Diplomacy: Macron begins state visit to Germany

Diplomacy: Macron begins state visit to Germany

The last French president to make a state visit to Germany was Jacques Chirac. At that time, the German president was Johannes Rau and the chancellor was Gerhard Schröder. Now Emmanuel Macron is travelling to Berlin.

Amid dissonance between Berlin and Paris, French President Emmanuel Macron begins a nearly three-day state visit to Germany today. It is the first visit of this kind by a French president in 24 years.

Macron will arrive in Berlin in the early afternoon and will then first visit the Democracy Festival in the government district with Federal President Frank-Walter Steinmeier to celebrate 75 years of the Basic Law. This will be followed by a welcome with military honors, political discussions, a press conference, a walk through the Brandenburg Gate and a state banquet in the evening at Bellevue Palace. Macron will be accompanied by his wife Brigitte.
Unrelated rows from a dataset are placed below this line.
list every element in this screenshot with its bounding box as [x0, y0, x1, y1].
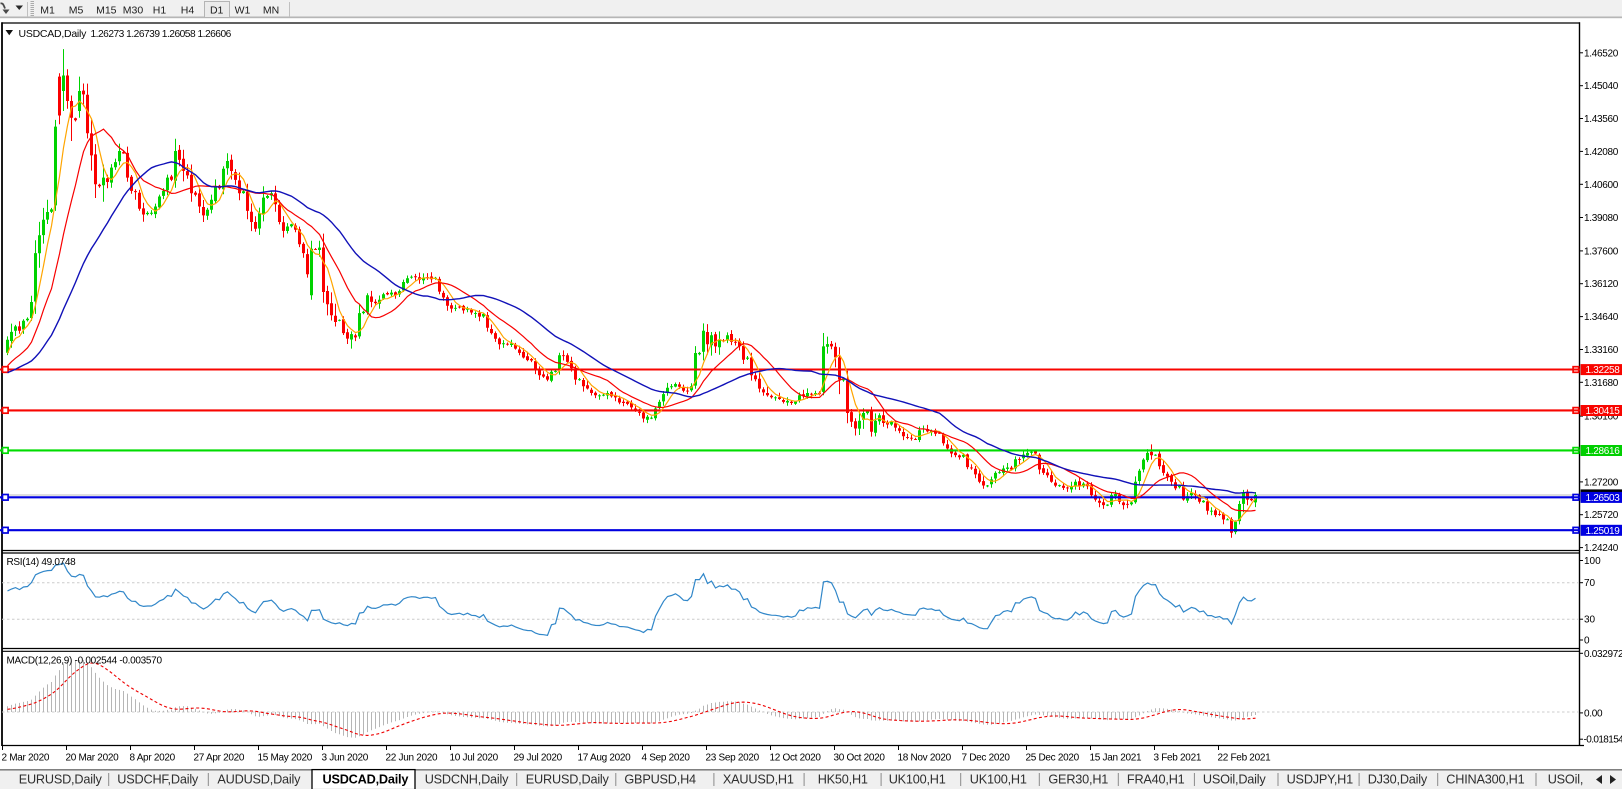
svg-text:RSI(14) 49.0748: RSI(14) 49.0748	[7, 557, 77, 568]
svg-text:4 Sep 2020: 4 Sep 2020	[642, 753, 691, 764]
svg-text:2 Mar 2020: 2 Mar 2020	[2, 753, 50, 764]
svg-text:UK100,H1: UK100,H1	[889, 773, 946, 787]
svg-text:3 Jun 2020: 3 Jun 2020	[322, 753, 369, 764]
svg-text:20 Mar 2020: 20 Mar 2020	[66, 753, 120, 764]
svg-text:AUDUSD,Daily: AUDUSD,Daily	[217, 773, 301, 787]
svg-text:USDCAD,Daily: USDCAD,Daily	[19, 28, 88, 40]
svg-text:0.032972: 0.032972	[1584, 649, 1622, 660]
svg-text:D1: D1	[210, 5, 224, 17]
svg-text:0: 0	[1584, 636, 1590, 647]
svg-text:1.30160: 1.30160	[1584, 412, 1619, 423]
svg-text:10 Jul 2020: 10 Jul 2020	[450, 753, 499, 764]
svg-text:CHINA300,H1: CHINA300,H1	[1446, 773, 1524, 787]
svg-text:1.33160: 1.33160	[1584, 345, 1619, 356]
svg-text:22 Feb 2021: 22 Feb 2021	[1218, 753, 1272, 764]
svg-text:22 Jun 2020: 22 Jun 2020	[386, 753, 438, 764]
svg-text:USDCNH,Daily: USDCNH,Daily	[425, 773, 509, 787]
svg-text:1.25019: 1.25019	[1586, 526, 1621, 537]
svg-text:1.24240: 1.24240	[1584, 543, 1619, 554]
svg-text:UK100,H1: UK100,H1	[970, 773, 1027, 787]
svg-text:27 Apr 2020: 27 Apr 2020	[194, 753, 245, 764]
svg-text:1.40600: 1.40600	[1584, 180, 1619, 191]
svg-text:18 Nov 2020: 18 Nov 2020	[898, 753, 952, 764]
svg-text:1.26503: 1.26503	[1586, 493, 1621, 504]
svg-text:15 May 2020: 15 May 2020	[258, 753, 313, 764]
svg-text:M5: M5	[69, 5, 84, 17]
svg-text:FRA40,H1: FRA40,H1	[1127, 773, 1185, 787]
svg-text:8 Apr 2020: 8 Apr 2020	[130, 753, 176, 764]
svg-text:M30: M30	[123, 5, 144, 17]
svg-text:100: 100	[1584, 556, 1601, 567]
svg-text:1.37600: 1.37600	[1584, 246, 1619, 257]
svg-text:1.45040: 1.45040	[1584, 81, 1619, 92]
svg-text:1.39080: 1.39080	[1584, 213, 1619, 224]
svg-text:MN: MN	[263, 5, 279, 17]
svg-text:GER30,H1: GER30,H1	[1048, 773, 1108, 787]
svg-text:1.34640: 1.34640	[1584, 312, 1619, 323]
svg-text:-0.018154: -0.018154	[1584, 735, 1622, 746]
svg-text:29 Jul 2020: 29 Jul 2020	[514, 753, 563, 764]
svg-text:7 Dec 2020: 7 Dec 2020	[962, 753, 1011, 764]
svg-text:1.26273 1.26739 1.26058 1.2660: 1.26273 1.26739 1.26058 1.26606	[91, 29, 232, 40]
svg-text:15 Jan 2021: 15 Jan 2021	[1090, 753, 1142, 764]
svg-text:25 Dec 2020: 25 Dec 2020	[1026, 753, 1080, 764]
svg-text:1.36120: 1.36120	[1584, 279, 1619, 290]
svg-text:USOil,: USOil,	[1548, 773, 1583, 787]
svg-text:XAUUSD,H1: XAUUSD,H1	[723, 773, 794, 787]
svg-text:USDCAD,Daily: USDCAD,Daily	[323, 773, 409, 787]
svg-text:1.28616: 1.28616	[1586, 446, 1621, 457]
svg-text:M1: M1	[40, 5, 55, 17]
svg-text:DJ30,Daily: DJ30,Daily	[1368, 773, 1428, 787]
svg-text:1.31680: 1.31680	[1584, 378, 1619, 389]
svg-text:USOil,Daily: USOil,Daily	[1203, 773, 1267, 787]
svg-text:H4: H4	[181, 5, 195, 17]
svg-text:3 Feb 2021: 3 Feb 2021	[1154, 753, 1202, 764]
svg-text:USDCHF,Daily: USDCHF,Daily	[117, 773, 199, 787]
svg-text:MACD(12,26,9) -0.002544 -0.003: MACD(12,26,9) -0.002544 -0.003570	[7, 656, 163, 667]
svg-text:1.25720: 1.25720	[1584, 510, 1619, 521]
svg-text:30: 30	[1584, 615, 1596, 626]
svg-text:1.46520: 1.46520	[1584, 48, 1619, 59]
svg-text:17 Aug 2020: 17 Aug 2020	[578, 753, 632, 764]
svg-text:1.42080: 1.42080	[1584, 147, 1619, 158]
svg-text:0.00: 0.00	[1584, 708, 1603, 719]
svg-text:USDJPY,H1: USDJPY,H1	[1287, 773, 1354, 787]
svg-text:23 Sep 2020: 23 Sep 2020	[706, 753, 760, 764]
svg-text:W1: W1	[235, 5, 251, 17]
svg-text:70: 70	[1584, 578, 1596, 589]
svg-text:1.27200: 1.27200	[1584, 477, 1619, 488]
svg-text:H1: H1	[153, 5, 167, 17]
svg-text:1.30415: 1.30415	[1586, 406, 1621, 417]
svg-text:GBPUSD,H4: GBPUSD,H4	[624, 773, 696, 787]
svg-text:1.43560: 1.43560	[1584, 114, 1619, 125]
svg-text:EURUSD,Daily: EURUSD,Daily	[526, 773, 610, 787]
svg-text:EURUSD,Daily: EURUSD,Daily	[19, 773, 103, 787]
svg-text:30 Oct 2020: 30 Oct 2020	[834, 753, 886, 764]
svg-text:HK50,H1: HK50,H1	[818, 773, 868, 787]
svg-text:M15: M15	[96, 5, 117, 17]
svg-text:1.32258: 1.32258	[1586, 365, 1621, 376]
svg-text:12 Oct 2020: 12 Oct 2020	[770, 753, 822, 764]
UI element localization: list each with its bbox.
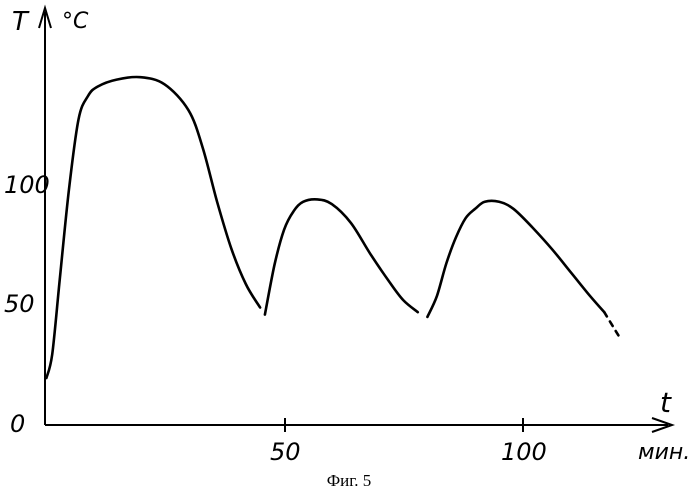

Unique German-French friendship

From the host Steinmeier’s point of view, the visit is intended to highlight and celebrate the uniqueness of the German-French friendship. He and Macron also want to use the visit to encourage people in Germany to vote in the European elections in two weeks. This is not least due to the concern that, as experience shows, low voter turnout plays into the hands of right-wing parties. In the 2019 European elections, turnout in Germany was 61.4 percent.

In order to underline the uniqueness of German-French relations, Steinmeier invited Macron as the only foreign guest to the celebrations for the 75th anniversary of the Basic Law, according to the Federal President’s Office. “We want to send a symbolic signal that this German-French friendship really belongs deep in the heart of Germany and the political self-image of this republic,” Steinmeier’s entourage stressed.

Differences on important issues

As well as the two heads of state get along with each other, relations between Berlin and Paris are considered somewhat difficult at the government level. There is always friction between the two capitals on key issues. This applies to the question of the right support for Ukraine as well as to the question of economic policy orientation towards competitors USA and China. These questions are to be discussed after the state visit at a German-French ministerial council next Tuesday afternoon in Meseberg Castle, the guest house of the federal government, north of Berlin.

Macron preaches greater European autonomy with its own defense strategy and protection of the economy from unfair competition from China and the USA. Chancellor Olaf Scholz (SPD), on the other hand, is sticking to his transatlantic orientation and the important trading partner China. And in the Ukraine conflict, Macron surprised Scholz with his thoughts on sending ground troops, something Scholz categorically rejects.

Scholz also rejects the delivery of long-range Taurus cruise missiles to the country attacked by Russia. France, on the other hand, has been providing its Scalp missiles for some time. In return, Berlin accuses Paris, as the EU’s second-largest economy, of doing far too little for Ukraine.

Europe speeches without answers from Berlin

CDU chairman Friedrich Merz criticised the fact that relations between the two countries are worse than they have been for decades. Immediately before Macron’s visit, he demanded a clear signal from the German government on European policy. Merz criticised the fact that Macron from Berlin had not received a response from Germany to his two major speeches on Europe at the Sorbonne University in Paris. “That was rightly met with great irritation in Paris, across all parties,” Merz told the broadcaster rbb24 Inforadio. The first speech was still in Angela Merkel’s (CDU) government.

In his second speech last April, Macron warned that there was a great risk that Europe would be “weakened or even downgraded” in the next decade. He called for a European defense strategy with a common arms industry and an accelerated rearmament process financed by EU funds in order to be able to cope with the threat from Russia. Scholz commented on the speech on Platform X by saying that the common goal of France and Germany was “that Europe remains strong.” He added to Macron: “Your speech contains good ideas on how we can achieve this.”

Dresden and Münster as further stops

Europe will also be the topic of discussion on Macron’s second day of the visit. He and his wife will travel on to Dresden with their hosts. There, the French president plans to give another speech on European policy in front of the Frauenkirche in the afternoon. There is speculation that Macron could use the opportunity here, not far from the border with the Czech Republic, to turn his attention to his Eastern European partners. There is great concern among them that they could become the next victims of Kremlin chief Vladimir Putin’s expansionist policy. Then it’s on to Münster, where Macron will be awarded the International Peace of Westphalia Prize. Steinmeier will give the laudation.